Falling ad revenue prompts share drop
SHARES in Seven West Media have fallen heavily after the free-to-air TV broadcaster reported a 13.8 per cent drop in net profit on falling ad revenue.
The group yesterday reported a net profit of $86.2 million for the six months to December, down from $100 million a year ago.
Seven West said total revenue fell 1.5 per cent, with ad- vertising – which accounts for most of it – down 3.2 per cent to $595.2 million.
Printing and digital advertising revenue slumped 11.6 per cent.
Chief executive Tim Worner said securing cricket broadcasting rights had helped the network score a 40 per cent viewing share on a record 39 days over the summer.
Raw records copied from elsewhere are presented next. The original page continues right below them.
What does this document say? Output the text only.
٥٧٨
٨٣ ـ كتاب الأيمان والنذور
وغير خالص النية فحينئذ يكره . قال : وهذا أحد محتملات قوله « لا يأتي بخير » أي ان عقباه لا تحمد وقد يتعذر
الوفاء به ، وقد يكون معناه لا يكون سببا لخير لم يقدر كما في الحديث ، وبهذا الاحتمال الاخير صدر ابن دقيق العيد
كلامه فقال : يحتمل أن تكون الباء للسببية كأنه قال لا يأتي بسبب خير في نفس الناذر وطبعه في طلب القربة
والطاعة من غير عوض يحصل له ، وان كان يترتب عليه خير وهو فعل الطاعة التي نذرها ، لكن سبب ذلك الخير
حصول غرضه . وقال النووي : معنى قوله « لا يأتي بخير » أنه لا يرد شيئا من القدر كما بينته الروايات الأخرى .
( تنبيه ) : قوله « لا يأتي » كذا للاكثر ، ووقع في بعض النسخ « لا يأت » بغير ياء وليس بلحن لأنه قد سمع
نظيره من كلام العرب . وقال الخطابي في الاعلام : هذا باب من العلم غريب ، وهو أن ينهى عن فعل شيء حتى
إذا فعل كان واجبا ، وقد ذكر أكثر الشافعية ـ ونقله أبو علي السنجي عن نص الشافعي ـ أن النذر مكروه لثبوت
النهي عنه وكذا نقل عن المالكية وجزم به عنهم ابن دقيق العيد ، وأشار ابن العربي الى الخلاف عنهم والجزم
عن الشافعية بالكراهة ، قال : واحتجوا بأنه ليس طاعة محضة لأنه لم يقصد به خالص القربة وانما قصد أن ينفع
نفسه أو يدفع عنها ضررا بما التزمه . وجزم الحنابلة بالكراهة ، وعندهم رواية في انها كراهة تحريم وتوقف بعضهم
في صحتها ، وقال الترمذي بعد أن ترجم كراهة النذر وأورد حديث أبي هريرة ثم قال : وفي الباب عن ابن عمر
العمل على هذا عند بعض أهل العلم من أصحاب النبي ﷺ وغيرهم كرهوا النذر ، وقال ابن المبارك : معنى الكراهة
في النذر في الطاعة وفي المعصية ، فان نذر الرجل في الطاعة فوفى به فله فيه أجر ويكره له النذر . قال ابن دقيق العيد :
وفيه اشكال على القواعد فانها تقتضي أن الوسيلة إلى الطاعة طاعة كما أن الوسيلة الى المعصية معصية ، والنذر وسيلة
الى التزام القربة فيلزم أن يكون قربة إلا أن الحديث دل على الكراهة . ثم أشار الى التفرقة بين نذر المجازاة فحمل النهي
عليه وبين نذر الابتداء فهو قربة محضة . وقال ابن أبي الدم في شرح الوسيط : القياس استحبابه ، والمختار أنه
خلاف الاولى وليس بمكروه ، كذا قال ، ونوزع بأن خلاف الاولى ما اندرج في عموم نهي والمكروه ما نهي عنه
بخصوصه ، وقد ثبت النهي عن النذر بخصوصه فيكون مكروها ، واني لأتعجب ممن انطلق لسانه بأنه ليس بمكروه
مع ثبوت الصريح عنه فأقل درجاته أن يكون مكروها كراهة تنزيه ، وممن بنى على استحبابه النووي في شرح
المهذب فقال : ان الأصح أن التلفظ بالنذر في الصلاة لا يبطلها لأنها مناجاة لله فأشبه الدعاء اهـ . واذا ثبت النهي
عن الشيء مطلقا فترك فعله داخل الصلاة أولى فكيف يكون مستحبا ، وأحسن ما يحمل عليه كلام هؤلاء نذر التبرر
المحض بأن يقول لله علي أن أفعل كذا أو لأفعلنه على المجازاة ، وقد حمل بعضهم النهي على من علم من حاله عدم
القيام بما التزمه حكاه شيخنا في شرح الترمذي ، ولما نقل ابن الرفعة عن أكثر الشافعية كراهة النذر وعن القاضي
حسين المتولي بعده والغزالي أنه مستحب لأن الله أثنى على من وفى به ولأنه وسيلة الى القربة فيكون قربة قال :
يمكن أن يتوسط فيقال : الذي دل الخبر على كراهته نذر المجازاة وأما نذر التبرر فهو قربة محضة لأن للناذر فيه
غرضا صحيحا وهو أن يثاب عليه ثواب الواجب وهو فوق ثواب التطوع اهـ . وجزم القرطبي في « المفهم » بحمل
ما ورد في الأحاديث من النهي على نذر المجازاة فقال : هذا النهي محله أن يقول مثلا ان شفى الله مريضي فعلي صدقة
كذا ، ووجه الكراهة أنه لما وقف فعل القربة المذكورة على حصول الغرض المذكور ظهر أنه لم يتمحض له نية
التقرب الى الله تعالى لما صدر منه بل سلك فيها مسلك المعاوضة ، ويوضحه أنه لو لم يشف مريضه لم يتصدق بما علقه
“We promised to improve our ratings and revenue share this half as we focused on the core and we have delivered, despite a softer second quarter advertising market,” he said.
But shareholders were unimpressed, with Seven West shares falling 8 per cent, or 4.5c, to 52c yesterday.
Seven West, which has aggressively manoeuvred to reduce debt through a string of measures, including freezing dividends last year, has increased its cost reduction target for this financial year to a range of $20 million to $40 million. Previously it was expecting to cut costs by $20 million to $30 million.
The firm did not declare a dividend and said dividend payments remained suspended.